Elle vend au prix qu’elle veut. Mais, même quand les autres arrivent, tout va à elle ; je ne sais quel magique attrait y mène. Personne ne marchande avec elle. Son mari, avant le terme, apporte sa redevance en bonne monnaie sonnante à l’orme féodal. Tous disent : « Chose surprenante !… Mais elle a le diable au corps ! »

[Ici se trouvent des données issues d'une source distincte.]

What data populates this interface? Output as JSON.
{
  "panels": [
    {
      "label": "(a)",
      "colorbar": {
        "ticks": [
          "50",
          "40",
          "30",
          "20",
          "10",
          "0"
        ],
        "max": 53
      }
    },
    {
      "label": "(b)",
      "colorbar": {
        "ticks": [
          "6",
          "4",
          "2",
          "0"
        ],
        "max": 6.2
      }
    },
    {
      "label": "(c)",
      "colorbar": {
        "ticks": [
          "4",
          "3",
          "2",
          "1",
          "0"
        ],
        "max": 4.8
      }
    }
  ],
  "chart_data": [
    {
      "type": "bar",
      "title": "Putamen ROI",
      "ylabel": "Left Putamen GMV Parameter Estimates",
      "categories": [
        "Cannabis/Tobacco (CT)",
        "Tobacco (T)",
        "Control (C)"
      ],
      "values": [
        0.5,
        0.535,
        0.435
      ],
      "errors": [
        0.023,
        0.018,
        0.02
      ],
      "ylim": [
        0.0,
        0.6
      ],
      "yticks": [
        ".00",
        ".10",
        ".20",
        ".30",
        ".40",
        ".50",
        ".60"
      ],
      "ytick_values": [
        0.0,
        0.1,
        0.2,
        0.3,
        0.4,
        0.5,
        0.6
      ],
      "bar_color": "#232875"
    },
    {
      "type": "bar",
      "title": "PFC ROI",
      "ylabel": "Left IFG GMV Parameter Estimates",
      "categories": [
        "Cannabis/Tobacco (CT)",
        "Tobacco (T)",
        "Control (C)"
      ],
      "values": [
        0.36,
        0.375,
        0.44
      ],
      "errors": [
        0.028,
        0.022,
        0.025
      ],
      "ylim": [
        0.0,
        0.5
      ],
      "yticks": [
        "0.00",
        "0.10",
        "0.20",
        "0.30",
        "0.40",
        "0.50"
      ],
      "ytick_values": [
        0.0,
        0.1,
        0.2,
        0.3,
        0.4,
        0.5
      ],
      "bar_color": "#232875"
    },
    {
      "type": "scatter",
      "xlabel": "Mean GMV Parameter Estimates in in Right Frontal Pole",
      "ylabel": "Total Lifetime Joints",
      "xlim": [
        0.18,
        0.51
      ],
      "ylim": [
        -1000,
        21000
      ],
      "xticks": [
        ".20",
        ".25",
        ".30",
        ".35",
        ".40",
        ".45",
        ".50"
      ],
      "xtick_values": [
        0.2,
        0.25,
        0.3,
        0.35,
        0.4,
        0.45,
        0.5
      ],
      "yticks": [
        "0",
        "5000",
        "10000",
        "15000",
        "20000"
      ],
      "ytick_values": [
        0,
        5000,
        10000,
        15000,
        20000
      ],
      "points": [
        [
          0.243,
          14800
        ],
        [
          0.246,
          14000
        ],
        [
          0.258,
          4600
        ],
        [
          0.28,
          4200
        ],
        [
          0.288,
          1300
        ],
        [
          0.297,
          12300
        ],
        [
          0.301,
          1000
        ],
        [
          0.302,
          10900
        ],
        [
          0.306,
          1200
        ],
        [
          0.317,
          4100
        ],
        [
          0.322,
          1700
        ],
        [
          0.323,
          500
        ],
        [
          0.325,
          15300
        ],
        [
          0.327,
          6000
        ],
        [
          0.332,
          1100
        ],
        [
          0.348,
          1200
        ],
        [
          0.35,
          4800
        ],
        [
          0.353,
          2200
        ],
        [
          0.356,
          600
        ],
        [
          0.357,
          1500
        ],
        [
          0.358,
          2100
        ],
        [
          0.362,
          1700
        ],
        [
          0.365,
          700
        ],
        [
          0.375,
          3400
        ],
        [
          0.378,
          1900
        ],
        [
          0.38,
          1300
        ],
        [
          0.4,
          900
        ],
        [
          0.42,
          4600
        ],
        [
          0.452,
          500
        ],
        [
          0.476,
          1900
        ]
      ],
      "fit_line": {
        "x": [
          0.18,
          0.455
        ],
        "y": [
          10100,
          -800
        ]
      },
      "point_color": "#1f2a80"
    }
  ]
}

Ils rient, et elle ne rit pas. Elle est triste, a peur. Elle a beau prier le soir. Des fourmillements étranges agitent, troublent son sommeil. Elle voit de bizarres figures. L’Esprit si petit, si doux, semble devenu impérieux. Il ose. Elle est inquiète, indignée, veut se lever. Elle reste, mais elle gémit, se sent dépendre, se dit : « Je ne m’appartiens donc plus ! »


« Voilà enfin, dit le seigneur, un paysan raisonnable ; il paye d’avance. Tu me plais. Sais-tu compter ? — Quelque peu. — Eh bien, c’est toi qui compteras avec tous ces gens. Chaque samedi, assis sous l’orme, tu recevras leur argent. Le dimanche, avant la messe, tu le monteras au château. »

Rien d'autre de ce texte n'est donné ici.